Things We Carry on the Sea, by Wang Ping

Today a poem by Wang Peng.


Things We Carry on the Sea
by Wang Ping 

We carry tears in our eyes: good-bye father, good-bye mother

We carry soil in small bags: may home never fade in our hearts

We carry names, stories, memories of our villages, fields, boats

We carry scars from proxy wars of greed

We carry carnage of mining, droughts, floods, genocides

We carry dust of our families and neighbors incinerated in mushroom clouds

We carry our islands sinking under the sea

We carry our hands, feet, bones, hearts and best minds for a new life

We carry diplomas: medicine, engineer, nurse, education, math, poetry, even if they mean nothing to the other shore

We carry railroads, plantations, laundromats, bodegas, taco trucks, farms, factories, nursing homes, hospitals, schools, temples…built on our ancestors’ backs

We carry old homes along the spine, new dreams in our chests

We carry yesterday, today and tomorrow

We’re orphans of the wars forced upon us

We’re refugees of the sea rising from industrial wastes

And we carry our mother tongues
爱(ai),حب  (hubb), ליבע (libe), amor, love

平安 (ping’an), سلام ( salaam), shalom, paz, peace 
希望(xi’wang), أمل (’amal), hofenung, esperanza, hope, hope, hope

As we drift…in our rubber boats…from shore…to shore…to shore…

  © 2018, Originally published in New American Poetry.

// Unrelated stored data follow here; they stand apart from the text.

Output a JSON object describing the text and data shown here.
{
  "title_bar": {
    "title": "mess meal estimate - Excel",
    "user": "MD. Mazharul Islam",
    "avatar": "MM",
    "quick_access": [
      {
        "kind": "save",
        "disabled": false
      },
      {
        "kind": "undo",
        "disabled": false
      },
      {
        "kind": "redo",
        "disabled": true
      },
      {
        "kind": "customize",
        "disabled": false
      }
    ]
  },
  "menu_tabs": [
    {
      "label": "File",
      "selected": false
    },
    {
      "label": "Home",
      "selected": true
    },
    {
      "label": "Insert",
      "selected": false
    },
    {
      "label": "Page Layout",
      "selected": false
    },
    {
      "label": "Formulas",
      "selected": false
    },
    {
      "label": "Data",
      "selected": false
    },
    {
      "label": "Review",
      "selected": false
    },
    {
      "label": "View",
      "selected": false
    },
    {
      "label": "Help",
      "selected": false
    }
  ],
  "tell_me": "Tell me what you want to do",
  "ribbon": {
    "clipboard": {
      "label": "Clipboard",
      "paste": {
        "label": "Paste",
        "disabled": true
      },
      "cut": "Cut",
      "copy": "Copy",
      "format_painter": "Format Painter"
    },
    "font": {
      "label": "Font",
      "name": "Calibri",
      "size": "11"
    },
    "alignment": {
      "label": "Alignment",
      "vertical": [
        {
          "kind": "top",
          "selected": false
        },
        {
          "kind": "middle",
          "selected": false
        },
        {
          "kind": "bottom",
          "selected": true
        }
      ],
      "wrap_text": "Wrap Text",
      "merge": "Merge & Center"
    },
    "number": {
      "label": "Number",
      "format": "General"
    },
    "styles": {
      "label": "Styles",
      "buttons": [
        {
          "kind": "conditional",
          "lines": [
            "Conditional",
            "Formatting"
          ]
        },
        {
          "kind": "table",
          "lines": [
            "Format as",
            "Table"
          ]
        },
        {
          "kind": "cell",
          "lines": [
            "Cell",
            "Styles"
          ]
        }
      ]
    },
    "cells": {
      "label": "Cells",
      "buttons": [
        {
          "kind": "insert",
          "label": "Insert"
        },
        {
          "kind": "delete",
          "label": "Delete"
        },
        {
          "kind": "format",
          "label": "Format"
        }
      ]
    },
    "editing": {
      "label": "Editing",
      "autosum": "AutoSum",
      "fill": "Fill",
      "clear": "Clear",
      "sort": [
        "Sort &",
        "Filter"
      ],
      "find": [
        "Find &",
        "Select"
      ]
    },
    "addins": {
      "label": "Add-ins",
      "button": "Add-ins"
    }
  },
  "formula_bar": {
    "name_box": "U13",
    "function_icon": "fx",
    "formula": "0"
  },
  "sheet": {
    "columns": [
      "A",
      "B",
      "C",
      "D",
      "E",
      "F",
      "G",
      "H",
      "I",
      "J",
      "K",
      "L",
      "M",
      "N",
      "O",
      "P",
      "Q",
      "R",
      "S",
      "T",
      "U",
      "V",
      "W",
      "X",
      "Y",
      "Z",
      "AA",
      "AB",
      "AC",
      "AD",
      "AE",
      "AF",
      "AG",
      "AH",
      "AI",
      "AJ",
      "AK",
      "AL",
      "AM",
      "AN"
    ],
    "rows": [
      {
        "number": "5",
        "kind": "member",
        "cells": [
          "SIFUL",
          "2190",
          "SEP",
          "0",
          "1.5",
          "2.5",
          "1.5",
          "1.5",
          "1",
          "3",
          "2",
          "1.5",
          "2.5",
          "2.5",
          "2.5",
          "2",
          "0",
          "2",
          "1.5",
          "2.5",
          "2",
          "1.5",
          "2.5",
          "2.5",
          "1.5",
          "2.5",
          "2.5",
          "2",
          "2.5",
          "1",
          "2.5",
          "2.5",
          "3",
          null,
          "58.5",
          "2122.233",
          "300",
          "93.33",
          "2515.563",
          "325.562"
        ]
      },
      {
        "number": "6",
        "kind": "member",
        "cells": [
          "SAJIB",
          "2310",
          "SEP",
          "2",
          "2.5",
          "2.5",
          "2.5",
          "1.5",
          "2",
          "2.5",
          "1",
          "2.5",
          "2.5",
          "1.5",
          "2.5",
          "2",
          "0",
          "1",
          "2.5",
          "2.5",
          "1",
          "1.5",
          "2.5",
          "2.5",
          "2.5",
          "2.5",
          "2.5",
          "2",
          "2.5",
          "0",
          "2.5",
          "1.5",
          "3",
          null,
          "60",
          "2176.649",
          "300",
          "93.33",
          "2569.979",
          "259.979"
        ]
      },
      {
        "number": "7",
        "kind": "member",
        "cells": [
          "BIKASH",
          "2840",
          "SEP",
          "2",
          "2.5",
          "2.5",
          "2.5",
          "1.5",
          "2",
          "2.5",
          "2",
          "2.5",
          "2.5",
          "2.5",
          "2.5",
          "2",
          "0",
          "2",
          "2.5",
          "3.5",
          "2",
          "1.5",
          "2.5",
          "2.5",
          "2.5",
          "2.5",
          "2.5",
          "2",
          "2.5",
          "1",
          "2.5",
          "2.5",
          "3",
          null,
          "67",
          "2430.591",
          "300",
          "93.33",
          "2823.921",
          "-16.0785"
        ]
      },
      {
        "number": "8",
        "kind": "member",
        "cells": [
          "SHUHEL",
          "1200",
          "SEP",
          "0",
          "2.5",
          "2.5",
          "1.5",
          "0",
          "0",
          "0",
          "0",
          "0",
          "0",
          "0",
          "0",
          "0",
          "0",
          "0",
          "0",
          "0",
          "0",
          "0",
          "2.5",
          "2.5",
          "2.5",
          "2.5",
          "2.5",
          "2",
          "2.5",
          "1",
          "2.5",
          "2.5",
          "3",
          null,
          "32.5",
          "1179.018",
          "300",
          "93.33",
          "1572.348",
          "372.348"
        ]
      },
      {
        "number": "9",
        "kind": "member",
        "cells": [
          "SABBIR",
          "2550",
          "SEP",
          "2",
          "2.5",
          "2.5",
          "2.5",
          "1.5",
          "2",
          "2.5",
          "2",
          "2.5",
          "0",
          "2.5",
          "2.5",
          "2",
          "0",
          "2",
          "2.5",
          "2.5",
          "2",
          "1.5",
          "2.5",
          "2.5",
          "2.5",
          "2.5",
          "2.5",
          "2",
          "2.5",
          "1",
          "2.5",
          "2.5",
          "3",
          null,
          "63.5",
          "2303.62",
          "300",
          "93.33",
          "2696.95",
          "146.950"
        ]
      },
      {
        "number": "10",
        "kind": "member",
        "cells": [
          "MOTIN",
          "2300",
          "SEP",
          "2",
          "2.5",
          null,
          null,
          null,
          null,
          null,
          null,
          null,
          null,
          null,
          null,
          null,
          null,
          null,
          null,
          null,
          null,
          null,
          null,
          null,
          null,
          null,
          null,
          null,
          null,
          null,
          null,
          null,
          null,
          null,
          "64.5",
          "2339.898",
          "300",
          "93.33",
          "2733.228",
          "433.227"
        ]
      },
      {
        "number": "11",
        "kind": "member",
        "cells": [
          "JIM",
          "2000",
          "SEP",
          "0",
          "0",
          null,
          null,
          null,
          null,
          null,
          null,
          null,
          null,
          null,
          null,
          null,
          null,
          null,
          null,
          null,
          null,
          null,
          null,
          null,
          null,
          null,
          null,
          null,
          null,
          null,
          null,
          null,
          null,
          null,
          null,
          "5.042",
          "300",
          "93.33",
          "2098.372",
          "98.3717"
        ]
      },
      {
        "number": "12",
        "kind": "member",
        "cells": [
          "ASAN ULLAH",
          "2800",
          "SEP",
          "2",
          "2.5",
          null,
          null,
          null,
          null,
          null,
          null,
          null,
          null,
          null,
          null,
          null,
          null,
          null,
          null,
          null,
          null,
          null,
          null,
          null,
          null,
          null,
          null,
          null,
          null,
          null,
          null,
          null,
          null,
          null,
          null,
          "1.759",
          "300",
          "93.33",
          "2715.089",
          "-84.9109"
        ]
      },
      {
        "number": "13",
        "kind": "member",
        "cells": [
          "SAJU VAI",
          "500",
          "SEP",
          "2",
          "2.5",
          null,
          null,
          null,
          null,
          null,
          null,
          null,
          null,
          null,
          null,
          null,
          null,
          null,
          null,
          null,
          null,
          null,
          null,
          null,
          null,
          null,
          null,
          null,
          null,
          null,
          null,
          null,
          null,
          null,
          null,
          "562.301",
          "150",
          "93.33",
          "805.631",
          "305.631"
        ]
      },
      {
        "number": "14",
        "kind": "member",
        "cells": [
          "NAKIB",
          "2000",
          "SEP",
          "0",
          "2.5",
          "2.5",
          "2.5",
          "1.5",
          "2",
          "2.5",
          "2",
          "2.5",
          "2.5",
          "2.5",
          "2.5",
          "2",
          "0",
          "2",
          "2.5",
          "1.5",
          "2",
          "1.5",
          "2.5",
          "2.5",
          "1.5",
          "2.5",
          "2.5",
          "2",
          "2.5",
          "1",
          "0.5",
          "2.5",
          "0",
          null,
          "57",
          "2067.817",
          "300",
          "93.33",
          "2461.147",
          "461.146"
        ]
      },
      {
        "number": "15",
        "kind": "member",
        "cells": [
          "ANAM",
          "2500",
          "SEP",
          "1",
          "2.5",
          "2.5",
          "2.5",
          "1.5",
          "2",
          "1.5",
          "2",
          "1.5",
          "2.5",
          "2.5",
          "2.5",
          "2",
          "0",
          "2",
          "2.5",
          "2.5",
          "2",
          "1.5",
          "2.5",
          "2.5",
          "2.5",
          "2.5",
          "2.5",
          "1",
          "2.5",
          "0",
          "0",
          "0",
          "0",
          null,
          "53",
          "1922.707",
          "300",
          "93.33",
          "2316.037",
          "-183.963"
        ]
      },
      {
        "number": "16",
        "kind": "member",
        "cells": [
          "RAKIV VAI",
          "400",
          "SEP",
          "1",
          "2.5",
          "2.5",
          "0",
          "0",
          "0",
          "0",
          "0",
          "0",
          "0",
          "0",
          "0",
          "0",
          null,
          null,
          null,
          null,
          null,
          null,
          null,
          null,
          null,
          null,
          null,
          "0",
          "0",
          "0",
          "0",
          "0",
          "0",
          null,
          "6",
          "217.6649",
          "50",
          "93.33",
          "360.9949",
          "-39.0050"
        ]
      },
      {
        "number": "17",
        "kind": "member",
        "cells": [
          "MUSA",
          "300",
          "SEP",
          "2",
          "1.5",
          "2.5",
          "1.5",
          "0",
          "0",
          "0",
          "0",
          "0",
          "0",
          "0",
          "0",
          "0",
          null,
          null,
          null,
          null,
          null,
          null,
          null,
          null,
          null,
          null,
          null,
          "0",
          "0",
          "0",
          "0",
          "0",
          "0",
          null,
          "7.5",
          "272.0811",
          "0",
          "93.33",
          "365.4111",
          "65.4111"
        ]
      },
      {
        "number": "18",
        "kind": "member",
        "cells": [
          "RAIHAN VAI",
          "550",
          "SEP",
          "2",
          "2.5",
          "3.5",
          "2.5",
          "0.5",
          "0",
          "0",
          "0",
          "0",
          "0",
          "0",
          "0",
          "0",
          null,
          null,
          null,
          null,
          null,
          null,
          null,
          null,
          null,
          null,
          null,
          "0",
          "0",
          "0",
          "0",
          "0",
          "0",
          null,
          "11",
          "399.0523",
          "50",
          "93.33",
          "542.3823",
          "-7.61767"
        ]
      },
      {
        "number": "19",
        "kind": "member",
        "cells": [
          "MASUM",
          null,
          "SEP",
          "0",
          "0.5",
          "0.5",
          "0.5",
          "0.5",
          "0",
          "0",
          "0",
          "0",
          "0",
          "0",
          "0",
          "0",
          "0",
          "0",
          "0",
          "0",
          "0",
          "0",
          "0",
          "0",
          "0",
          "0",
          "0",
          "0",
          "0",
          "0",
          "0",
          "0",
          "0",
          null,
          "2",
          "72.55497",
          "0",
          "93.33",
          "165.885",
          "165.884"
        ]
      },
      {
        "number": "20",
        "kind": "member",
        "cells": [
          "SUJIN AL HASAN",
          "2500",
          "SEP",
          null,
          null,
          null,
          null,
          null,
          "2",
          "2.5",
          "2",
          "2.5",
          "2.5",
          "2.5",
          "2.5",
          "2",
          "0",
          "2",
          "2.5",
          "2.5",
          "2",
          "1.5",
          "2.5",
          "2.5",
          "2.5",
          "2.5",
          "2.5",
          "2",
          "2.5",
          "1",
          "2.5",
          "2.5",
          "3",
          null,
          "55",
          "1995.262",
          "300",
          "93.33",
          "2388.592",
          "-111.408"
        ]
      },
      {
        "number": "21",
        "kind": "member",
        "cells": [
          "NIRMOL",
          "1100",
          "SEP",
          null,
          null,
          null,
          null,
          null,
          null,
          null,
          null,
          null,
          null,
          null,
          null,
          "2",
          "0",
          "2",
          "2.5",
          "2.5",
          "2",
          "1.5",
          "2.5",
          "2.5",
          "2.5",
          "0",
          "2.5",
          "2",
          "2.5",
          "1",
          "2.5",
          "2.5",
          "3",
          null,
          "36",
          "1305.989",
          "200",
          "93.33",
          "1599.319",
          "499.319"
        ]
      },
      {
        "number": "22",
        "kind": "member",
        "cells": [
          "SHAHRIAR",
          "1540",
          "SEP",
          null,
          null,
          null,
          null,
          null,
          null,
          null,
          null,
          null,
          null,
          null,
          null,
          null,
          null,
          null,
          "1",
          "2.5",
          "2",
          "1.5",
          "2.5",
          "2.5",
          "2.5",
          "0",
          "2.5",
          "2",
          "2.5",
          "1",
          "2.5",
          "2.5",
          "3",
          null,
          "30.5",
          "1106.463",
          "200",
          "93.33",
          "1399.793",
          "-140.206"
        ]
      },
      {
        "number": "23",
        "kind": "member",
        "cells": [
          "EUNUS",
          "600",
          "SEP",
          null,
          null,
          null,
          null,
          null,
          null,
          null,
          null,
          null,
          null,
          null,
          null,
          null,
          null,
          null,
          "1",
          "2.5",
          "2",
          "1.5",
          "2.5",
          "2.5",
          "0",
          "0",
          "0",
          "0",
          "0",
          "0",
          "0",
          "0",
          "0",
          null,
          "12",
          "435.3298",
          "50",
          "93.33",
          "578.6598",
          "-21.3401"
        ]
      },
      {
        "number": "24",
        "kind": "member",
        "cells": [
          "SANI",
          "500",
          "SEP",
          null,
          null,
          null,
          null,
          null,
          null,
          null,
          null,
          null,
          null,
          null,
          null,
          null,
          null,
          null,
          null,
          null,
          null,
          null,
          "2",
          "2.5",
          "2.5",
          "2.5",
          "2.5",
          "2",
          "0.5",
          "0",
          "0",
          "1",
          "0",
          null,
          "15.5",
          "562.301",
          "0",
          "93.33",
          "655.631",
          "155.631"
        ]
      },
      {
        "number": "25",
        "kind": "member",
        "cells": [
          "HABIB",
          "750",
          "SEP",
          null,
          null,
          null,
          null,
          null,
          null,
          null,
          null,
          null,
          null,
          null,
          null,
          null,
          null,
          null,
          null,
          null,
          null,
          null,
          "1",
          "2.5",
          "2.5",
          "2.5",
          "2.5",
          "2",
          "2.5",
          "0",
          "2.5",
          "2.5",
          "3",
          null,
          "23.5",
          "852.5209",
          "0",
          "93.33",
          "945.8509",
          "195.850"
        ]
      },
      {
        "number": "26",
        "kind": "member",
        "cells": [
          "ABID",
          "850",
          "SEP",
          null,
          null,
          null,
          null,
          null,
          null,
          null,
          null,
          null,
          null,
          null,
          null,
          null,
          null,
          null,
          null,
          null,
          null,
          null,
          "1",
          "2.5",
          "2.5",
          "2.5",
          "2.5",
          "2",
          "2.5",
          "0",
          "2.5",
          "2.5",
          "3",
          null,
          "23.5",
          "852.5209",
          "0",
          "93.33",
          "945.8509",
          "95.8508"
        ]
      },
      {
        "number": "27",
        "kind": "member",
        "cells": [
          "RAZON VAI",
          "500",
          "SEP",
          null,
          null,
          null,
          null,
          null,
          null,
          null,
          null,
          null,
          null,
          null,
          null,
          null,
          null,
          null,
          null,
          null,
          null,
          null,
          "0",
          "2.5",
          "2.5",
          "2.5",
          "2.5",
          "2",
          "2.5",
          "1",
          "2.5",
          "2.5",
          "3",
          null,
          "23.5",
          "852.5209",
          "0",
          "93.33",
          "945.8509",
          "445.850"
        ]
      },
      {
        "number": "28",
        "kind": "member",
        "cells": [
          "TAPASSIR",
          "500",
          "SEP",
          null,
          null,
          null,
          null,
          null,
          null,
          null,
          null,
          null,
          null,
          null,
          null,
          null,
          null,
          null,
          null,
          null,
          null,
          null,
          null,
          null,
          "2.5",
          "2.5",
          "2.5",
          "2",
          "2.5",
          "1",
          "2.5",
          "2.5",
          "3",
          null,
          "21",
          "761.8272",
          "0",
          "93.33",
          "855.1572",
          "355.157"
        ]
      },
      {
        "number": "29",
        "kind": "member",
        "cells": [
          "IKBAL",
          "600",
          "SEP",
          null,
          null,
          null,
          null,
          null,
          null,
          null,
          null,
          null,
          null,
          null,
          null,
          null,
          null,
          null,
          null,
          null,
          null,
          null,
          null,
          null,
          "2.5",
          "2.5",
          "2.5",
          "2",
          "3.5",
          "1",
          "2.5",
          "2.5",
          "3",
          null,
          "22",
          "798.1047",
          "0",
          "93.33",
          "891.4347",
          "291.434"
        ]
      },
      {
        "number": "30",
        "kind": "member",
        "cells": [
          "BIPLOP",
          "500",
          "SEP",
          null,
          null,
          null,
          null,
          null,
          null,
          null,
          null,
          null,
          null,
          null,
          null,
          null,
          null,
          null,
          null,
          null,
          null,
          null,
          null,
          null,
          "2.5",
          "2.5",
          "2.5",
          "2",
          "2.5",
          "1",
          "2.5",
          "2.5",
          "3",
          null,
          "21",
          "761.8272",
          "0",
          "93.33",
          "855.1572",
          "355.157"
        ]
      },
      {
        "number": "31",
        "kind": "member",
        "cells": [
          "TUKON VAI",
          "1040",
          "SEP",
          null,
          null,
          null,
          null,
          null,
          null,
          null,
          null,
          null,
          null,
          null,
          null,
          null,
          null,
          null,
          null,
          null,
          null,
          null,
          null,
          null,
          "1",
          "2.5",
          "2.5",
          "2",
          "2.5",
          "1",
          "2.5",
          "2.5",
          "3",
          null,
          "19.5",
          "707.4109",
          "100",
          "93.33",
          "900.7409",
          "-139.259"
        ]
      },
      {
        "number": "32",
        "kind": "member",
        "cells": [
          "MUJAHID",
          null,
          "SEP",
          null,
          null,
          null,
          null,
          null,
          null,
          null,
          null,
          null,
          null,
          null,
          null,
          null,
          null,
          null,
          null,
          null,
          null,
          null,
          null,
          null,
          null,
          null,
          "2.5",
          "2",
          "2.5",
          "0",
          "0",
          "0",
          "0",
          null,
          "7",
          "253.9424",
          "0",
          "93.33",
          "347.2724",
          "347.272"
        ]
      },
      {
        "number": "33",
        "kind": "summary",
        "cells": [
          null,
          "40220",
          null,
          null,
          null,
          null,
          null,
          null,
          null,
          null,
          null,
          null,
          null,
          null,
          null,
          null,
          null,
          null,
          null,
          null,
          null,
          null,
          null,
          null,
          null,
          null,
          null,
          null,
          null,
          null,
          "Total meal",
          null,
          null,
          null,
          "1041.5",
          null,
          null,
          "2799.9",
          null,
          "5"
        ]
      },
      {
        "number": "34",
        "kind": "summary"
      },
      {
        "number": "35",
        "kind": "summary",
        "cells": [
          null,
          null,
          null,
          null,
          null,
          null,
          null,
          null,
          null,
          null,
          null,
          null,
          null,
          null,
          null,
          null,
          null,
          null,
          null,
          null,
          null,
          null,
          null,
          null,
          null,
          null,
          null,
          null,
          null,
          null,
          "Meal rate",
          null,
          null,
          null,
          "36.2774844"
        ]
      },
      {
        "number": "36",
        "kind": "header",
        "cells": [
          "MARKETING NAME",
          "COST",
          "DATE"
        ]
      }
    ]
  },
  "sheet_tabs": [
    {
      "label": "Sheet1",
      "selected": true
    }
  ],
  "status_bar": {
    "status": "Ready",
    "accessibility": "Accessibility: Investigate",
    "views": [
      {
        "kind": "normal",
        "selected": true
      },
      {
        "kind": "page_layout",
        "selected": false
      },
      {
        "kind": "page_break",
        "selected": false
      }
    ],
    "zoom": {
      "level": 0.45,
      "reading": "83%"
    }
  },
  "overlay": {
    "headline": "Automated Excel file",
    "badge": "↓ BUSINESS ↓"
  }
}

About the poet:  Wang Ping was born in 1957 in Shanghai during the Cultural Revolution. She received her BA in English literature from Beijing University in 1984 and immigrated to the United States in 1985. Ping received her MA in English literature from Long Island University two years later. It was at Long Island University, when she accidentally walked into a creative writing class, that Ping started writing poetry, stories, and novels. She went on to receive her PhD in comparative literature from New York University in 1999. Ping is currently an associate professor at Macalester College in Saint Paul, Minnesota.

[Photo by Tom Wallace]

Ping’s poetry collections include Ten Thousand Waves (Wings Press, 2014), The Magic Whip (Coffee House Press, 2003), and Of Flesh & Spirit (Coffee House Press, 1998). Ping’s poetry speaks to the interweaving of two cultures—Chinese and American—and what occurs at the sometimes stark and violent intersection of two different sets of languages, traditions, and histories. Ping, who explores her Chinese ancestry, identity, and matters of eroticism and gender in her work, has also authored short story collections, novels, works in translation, and academic texts that tackle these themes. Her nonfiction book Aching for Beauty: Footbinding in China (University of Minnesota Press, 2000) won the Eugene Kayden Award for the Best Book in Humanities, and her short story collection The Last Communist Virgin (Coffee House Press, 2007) won the 2008 Minnesota Book Award and Asian American Studies Award. Ping’s other awards include fellowships from the Bush Foundation, the New York Foundation for the Arts, and the National Endowment for the Arts. She is also the founder of the Kinship of Rivers project, which aims to raise environmental awareness and bring the communities along the Yangtze and Mississippi rivers together through interdisciplinary arts.